Den zweiten und längsten Teil (Bl. 27v–37v) bildet die vielseitige Vorbereitung auf den Kampf. Nach der Bildnarration begann diese mit spirituellen Vorkehrungen. Auf den beiden ersten, einander gegenüberliegenden Blättern kniet der Kämpfer mit abgelegten Waffen vor dem Schweißtuch der Hl. Veronika und einem Bildstock im Kirchhof mit der Kreuzigungsszene. Das Anschauen und Anbeten des Schweißtuchs der Hl. Veronika, das nach christlichen Glaubensvorstellungen im Mittelalter als authentische Abbildung des Mensch gewordenen Gottessohnes galt, sollte den Segen des Empfangs des Leibes Christi beim Sakrament vor dem Altar verstärken. Im nächsten Bild kniet der Kämpfer betend vor der Hl. Maria und dem Hl. Georg. Vor seinem geistigen Auge erscheint Trauerfeier-Symbolik: ein Katafalk mit langen brennenden Kerzen an den vier Ecken, auf dem noch kein Leichnam liegt. Der Fechtmeister, der dem Kämpfer gegenübersteht, begleitet seinen Klienten offenbar auch bei dessen innerer Vorbereitung auf den Tod. Auf der gegenüberliegenden Seite führt der Kämpfer ohne Gegner eine Technik mit Stechschild aus. Die folgenden Blätter sind ebenfalls nach diesem Muster gestaltet: Links wird jeweils eine andere Form der spirituellen und psychischen Vorbereitung auf den Kampf und den Tod dargestellt und auf der rechten Seite jeweils eine Technik mit Stechschild oder auch mit Kolben gezeigt. Dadurch wird das zeitliche Ineinandergreifen von Aktivitäten zur technischen, leiblichen und seelischen Vorbereitung deutlich. Gezeigt werden zum Beispiel Stangen- und Steinwerfen zur Ertüchtigung des Körpers, eine Hirschjagd im Wald und Essen und Baden mit Musikbegleitung zur Erheiterung und Entspannung sowie das Ablegen der Beichte und der Empfang des Sakraments zur seelischen Stärkung.

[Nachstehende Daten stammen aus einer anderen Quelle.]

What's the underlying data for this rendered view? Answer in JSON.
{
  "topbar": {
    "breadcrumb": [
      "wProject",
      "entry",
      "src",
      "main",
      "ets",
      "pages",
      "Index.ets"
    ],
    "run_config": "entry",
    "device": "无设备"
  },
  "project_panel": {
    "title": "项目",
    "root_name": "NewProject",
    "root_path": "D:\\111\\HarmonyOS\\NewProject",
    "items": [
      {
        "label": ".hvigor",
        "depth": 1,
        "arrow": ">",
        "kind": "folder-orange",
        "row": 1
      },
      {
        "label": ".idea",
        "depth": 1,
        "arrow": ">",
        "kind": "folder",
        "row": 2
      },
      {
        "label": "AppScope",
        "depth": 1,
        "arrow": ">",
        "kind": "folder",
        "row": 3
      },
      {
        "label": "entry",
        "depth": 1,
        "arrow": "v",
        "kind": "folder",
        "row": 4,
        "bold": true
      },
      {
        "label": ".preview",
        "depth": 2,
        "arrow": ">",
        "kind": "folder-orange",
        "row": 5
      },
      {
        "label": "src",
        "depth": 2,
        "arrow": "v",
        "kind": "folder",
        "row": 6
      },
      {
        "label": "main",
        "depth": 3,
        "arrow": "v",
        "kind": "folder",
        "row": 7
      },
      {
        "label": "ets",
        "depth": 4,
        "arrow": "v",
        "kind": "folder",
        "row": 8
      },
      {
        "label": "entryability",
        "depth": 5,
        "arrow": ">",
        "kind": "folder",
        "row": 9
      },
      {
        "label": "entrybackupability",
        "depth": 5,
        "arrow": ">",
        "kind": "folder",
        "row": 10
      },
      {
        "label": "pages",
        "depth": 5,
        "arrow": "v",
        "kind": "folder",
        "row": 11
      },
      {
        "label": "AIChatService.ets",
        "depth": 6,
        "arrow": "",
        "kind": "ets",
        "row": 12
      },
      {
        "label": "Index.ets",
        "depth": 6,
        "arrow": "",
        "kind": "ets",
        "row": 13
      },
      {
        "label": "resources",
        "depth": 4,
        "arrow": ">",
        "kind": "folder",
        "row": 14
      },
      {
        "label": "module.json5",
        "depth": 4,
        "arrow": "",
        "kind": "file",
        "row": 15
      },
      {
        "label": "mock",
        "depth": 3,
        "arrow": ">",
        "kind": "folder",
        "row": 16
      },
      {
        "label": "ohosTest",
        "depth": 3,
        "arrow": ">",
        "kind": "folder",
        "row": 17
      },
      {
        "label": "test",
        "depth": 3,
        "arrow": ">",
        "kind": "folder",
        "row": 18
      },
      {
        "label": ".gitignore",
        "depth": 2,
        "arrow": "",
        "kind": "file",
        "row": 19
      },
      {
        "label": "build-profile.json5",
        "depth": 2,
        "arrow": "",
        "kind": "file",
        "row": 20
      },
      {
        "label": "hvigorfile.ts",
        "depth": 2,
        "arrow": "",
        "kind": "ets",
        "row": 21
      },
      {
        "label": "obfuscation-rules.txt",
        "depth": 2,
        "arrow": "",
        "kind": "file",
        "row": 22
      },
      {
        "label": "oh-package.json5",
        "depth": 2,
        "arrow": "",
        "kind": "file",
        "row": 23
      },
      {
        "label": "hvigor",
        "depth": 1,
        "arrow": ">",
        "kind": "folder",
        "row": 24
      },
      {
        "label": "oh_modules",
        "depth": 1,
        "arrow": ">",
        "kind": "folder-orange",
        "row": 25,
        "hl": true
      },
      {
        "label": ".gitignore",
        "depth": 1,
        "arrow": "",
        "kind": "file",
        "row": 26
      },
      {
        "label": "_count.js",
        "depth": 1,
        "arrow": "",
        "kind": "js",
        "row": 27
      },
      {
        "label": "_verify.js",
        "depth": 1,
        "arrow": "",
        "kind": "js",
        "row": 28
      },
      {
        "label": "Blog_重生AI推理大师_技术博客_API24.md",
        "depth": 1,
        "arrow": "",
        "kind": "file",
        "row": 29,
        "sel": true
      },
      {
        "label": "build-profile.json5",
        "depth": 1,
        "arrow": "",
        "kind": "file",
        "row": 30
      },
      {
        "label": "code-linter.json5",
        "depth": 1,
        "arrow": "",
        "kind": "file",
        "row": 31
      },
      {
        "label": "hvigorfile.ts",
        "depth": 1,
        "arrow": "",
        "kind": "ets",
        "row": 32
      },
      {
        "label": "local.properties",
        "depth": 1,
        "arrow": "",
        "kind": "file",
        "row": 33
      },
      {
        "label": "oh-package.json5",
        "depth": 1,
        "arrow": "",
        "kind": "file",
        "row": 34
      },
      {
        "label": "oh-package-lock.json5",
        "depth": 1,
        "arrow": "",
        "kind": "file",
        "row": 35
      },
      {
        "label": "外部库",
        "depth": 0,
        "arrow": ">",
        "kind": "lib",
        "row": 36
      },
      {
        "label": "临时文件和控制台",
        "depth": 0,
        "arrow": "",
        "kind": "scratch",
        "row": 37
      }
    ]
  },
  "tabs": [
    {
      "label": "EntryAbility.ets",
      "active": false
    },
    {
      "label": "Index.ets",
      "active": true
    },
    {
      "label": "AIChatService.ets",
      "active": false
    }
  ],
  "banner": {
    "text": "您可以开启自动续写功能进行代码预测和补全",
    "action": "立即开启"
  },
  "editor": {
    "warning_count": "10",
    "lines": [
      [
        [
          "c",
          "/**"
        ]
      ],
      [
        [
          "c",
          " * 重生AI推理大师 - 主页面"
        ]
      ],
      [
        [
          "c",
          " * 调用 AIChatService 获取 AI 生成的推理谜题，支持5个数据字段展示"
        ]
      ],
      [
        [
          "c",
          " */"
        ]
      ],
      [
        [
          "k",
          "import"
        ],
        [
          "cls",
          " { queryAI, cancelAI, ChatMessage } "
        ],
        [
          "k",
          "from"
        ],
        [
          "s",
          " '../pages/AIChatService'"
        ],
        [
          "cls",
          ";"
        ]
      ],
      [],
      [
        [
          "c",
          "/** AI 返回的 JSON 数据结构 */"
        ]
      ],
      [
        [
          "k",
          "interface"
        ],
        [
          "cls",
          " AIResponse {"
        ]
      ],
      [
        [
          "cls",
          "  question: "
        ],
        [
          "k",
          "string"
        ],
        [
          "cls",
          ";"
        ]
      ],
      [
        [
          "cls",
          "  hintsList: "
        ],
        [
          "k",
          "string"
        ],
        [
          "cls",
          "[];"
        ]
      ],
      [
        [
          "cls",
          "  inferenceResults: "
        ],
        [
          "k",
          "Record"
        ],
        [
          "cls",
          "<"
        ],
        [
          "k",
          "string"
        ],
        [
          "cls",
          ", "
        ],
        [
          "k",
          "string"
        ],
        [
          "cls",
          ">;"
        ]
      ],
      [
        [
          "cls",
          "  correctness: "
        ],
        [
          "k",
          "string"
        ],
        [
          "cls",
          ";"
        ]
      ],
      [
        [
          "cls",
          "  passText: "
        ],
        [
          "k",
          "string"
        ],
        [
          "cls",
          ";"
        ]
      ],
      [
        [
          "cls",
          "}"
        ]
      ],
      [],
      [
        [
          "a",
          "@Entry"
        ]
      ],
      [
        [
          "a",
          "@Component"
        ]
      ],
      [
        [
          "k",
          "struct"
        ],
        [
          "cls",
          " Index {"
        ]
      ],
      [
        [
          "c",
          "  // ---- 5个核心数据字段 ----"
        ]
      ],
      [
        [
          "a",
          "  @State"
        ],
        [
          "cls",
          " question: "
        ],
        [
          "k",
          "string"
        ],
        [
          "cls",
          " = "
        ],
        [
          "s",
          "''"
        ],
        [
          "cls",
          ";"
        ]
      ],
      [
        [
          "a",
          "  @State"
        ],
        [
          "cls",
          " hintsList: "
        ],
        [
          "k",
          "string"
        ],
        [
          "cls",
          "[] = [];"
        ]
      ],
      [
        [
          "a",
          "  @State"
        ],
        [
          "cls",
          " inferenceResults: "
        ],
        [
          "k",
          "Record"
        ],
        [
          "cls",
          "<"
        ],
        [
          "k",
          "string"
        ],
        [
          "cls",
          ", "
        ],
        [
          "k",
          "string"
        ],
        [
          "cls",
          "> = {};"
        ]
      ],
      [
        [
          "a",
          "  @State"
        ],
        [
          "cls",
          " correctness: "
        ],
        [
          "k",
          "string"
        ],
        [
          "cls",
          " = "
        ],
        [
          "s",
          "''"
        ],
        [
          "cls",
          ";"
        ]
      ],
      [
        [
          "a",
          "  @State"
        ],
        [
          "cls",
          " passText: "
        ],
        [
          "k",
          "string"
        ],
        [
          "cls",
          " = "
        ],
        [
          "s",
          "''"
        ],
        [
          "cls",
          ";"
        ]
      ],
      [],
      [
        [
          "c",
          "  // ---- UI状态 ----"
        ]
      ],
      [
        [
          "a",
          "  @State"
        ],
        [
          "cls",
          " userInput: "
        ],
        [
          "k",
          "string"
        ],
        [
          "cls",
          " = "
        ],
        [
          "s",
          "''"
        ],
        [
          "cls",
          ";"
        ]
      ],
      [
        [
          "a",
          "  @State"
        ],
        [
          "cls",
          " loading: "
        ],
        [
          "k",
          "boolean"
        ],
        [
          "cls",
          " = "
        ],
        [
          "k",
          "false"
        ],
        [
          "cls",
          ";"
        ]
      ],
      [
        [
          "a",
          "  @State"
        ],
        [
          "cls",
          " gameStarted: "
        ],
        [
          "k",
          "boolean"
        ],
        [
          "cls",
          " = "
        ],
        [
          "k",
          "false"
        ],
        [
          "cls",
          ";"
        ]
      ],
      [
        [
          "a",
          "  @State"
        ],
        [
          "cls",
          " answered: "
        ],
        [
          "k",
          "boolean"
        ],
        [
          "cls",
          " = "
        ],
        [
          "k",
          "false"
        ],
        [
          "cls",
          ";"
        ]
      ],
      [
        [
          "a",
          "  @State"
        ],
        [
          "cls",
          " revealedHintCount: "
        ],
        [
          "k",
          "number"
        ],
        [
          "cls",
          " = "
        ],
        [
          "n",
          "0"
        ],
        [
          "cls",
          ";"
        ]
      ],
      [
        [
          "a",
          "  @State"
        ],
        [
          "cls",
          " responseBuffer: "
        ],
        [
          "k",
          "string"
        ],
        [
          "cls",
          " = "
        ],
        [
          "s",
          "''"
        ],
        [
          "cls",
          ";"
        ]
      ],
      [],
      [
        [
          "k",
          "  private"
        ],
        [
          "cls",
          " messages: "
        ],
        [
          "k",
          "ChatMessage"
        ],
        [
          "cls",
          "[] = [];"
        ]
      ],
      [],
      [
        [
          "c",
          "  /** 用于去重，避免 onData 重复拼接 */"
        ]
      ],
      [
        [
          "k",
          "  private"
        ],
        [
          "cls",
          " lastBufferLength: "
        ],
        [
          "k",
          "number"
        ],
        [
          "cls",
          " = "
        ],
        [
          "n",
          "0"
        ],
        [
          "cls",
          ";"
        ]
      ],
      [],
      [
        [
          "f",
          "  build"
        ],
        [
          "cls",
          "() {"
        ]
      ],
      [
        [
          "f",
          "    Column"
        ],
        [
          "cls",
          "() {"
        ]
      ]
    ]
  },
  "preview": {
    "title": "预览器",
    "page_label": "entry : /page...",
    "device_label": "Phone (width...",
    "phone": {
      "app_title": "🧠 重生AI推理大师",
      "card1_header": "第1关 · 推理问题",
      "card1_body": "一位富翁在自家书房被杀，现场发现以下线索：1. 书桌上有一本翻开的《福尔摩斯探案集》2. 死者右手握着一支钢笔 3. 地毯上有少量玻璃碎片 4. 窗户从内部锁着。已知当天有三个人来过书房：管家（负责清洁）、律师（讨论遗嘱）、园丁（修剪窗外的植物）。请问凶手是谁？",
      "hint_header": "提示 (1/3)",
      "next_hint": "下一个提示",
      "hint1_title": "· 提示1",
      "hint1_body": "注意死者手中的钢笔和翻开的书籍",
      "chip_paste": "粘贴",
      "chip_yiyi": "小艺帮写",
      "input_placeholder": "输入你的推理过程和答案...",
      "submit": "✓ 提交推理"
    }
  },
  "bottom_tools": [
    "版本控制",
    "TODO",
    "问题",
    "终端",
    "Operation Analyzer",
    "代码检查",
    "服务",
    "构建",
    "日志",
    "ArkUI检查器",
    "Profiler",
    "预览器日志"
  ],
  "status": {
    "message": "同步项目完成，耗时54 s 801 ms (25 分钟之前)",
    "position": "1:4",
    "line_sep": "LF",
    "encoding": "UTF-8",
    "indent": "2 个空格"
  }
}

Der dritte Teil der Bildnarration (Bl. 38r–41v) beschreibt den Auszug des Kämpfers und des Fechtmeisters mit ihrem Gefolge durch ein Stadttor zum Kampfplatz, den Eintritt in die Schranken, das Gegenübersitzen der Kontrahenten in Armstühlen und die Überreichung der Waffen. Dabei sind spezielle Akteure eines gerichtlichen Zweikampfes erkennbar. Die Grießwarte stehen auch innerhalb der Schranken und nehmen die Rolle von Ringrichtern wahr, die bei Regelverstößen den Kampf mit ihren langen Stangen unterbrechen können. Die Warner instruieren ihre Schützlinge außerhalb der Schranken. Unklar bleibt jedoch, wer unter den als Zeugen dienenden Zuschauern der Richter ist. Im vierten und letzten Teil (Bl. 42r–48r) wird das eingangs geschilderte Kampfgeschehen darstellt.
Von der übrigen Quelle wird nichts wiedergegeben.